Re-establishing the brand
Moon noted SiS sponsors several pro cycling teams, that many other cycling teams use the products out of choice, and that it would continue to seek new partnerships with elite athletes and organisations. It has also employed a former Red Bull sales manager to push these activities.
“There’s been a lot of change in that business,” Moon said. “All the indicators are moving in the right direction and we will continue to push hard there.”
He added: “The economic climate remains challenging and we expect this to continue through the coming year, affecting both brand owner attitudes to innovation, and consumer spending.”
“New advertising and public relations strategies have re-established the brand, together with continuation of many of the existing sponsorship arrangements with elite athletes and teams in cycling, triathlon and rowing.”
“Investment in marketing and sales has increased significantly when compared with the last financial year under previous ownership. The Company hopes to benefit following the Olympic Games, as interest in elite athletes increases and given the expected uplift in sports participants.”
Increased distribution was expected in both specialist outlets like sports stores and major retailers beyond Tesco’s ASDA and Waitrose, where it is already present.

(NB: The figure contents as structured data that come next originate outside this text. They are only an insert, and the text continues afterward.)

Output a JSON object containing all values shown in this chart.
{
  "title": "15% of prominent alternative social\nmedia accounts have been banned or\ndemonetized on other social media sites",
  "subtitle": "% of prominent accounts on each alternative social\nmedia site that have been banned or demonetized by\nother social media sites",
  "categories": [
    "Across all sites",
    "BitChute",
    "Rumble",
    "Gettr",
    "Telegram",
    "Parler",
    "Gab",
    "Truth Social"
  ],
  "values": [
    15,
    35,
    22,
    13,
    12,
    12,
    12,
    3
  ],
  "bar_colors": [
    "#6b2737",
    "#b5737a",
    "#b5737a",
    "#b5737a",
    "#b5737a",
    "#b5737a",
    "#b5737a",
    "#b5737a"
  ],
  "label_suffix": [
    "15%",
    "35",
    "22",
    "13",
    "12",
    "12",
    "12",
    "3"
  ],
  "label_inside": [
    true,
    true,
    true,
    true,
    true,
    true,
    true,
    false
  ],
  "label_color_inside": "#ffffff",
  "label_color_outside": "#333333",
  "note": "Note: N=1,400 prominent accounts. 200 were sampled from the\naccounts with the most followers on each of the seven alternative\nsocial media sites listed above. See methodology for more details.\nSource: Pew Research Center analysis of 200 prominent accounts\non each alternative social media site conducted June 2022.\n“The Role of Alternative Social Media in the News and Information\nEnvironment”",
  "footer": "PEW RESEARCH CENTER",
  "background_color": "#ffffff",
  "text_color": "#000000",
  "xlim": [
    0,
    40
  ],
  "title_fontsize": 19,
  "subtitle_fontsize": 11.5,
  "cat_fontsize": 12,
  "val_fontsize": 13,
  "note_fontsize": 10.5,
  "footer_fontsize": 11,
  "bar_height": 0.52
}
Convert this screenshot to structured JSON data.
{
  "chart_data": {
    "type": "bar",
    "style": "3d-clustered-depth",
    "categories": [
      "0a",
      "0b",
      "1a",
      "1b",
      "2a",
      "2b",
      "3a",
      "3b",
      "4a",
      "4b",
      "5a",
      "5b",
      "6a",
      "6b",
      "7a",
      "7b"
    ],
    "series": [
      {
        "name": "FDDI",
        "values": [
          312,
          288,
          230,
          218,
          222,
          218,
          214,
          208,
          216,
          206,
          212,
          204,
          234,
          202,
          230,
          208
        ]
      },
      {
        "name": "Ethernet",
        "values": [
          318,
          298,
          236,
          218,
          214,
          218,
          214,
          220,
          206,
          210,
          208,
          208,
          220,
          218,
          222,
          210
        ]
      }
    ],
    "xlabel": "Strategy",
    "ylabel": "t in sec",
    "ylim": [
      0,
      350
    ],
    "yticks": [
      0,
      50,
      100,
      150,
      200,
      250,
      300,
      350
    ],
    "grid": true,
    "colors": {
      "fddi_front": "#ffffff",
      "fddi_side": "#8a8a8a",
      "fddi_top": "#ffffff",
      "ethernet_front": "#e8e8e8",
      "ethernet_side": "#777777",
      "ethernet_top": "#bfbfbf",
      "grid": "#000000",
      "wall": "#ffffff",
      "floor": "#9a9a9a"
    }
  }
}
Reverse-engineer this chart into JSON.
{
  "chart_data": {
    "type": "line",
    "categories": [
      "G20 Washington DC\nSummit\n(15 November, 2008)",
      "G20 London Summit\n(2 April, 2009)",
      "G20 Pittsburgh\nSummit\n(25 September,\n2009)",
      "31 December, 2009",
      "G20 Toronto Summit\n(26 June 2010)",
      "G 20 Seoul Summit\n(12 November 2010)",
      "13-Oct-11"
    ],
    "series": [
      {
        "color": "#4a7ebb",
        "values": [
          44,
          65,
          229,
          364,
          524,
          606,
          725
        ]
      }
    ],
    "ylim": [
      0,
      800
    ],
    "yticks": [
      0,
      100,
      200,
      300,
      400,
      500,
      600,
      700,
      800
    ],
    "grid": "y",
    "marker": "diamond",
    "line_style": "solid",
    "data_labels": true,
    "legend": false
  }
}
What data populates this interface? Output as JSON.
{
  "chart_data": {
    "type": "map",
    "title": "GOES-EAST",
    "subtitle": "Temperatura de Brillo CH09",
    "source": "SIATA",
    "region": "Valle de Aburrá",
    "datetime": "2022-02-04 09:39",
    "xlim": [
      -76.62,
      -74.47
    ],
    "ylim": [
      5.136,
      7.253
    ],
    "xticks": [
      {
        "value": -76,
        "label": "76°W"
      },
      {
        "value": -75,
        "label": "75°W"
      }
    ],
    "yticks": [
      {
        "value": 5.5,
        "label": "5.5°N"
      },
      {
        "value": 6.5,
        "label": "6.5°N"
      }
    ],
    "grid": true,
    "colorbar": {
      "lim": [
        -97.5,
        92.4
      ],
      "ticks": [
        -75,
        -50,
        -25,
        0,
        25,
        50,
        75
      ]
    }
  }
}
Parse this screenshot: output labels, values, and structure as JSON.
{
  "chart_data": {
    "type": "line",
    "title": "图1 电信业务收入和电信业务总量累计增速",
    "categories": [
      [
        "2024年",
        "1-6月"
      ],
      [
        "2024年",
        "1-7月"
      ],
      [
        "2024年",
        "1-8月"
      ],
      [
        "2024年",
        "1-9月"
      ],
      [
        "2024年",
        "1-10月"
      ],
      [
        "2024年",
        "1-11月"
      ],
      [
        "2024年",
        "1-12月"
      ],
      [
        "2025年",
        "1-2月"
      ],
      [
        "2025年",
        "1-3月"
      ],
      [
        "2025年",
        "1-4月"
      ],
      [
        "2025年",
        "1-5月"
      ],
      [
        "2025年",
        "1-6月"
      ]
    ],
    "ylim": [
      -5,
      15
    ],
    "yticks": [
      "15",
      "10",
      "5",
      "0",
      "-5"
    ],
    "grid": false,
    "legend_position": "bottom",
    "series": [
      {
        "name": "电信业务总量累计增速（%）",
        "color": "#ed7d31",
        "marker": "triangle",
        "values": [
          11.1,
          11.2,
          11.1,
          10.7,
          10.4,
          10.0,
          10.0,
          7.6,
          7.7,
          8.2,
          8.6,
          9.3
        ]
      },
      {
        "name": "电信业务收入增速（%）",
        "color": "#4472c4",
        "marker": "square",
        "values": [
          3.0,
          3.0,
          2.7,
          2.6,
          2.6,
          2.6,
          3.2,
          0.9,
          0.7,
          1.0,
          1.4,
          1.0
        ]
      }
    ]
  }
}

E-commerce was also being targeted. “We think there is a significant opportunity in e-commerce sales. When we look at the some of the largest sports nutrition brands in the UK, Europe and indeed the US we can see that a large proportion of their sales and indeed their growth will tend to come from the e-commerce platform.”
Moon said that aside from small expenditures around IP and trademarks, its investment cycle for its blood flow-benefiting, EU health claim-approved Fruitflow extract – which has run to the many millions of pounds – has essentially passed to its commercial partner, DSM.
Provexis would invest no more than €100,000 in Fruitflow in the coming year, he said.
It is no secret that both Provexis and DSM have been frustrated by the slow progress with Fruitlfow, especially after it won the article 13.5 claim under the EU nutrition and health claims regulation (NHCR) in May, 2009, but Moon said DSM relayed the extract was present in seven supplement brands, with five more set to come onboard by year’s end.
“DSM says once you have 15-20 you are at point where you are gaining critical mass,” Moon said.
Cost and formulation issues had also been tackled by the ingredients giant.
“DSM have helped make sure that the ingredient can be delivered at a good commercial price,” Moon said.
“Over recent months [DSM] have made significant inroads into the costing use of the Fruitflow syrup. This is very important when the DSM sales force take that lower cost to the brand owners.”
DSM has managed to develop a tablet-grade powder that was, “within the acceptable range and DSM can see a route to keep decreasing that cost.”
The company balance sheet showed it had cash reserves of €1.83m and Moon said it had been granted extended overdraft facilities by its bank.
Provexis shares rose 0.5 pence to 2p (2.53 centimes) pence in this morning’s trading.
Fruitflow, which is used in a juice called Sirco in the UK, works by inhibiting clumping of blood platelets, and is aimed at healthy adults between the ages of 35 and 70, who are disposed to cardiovascular disease.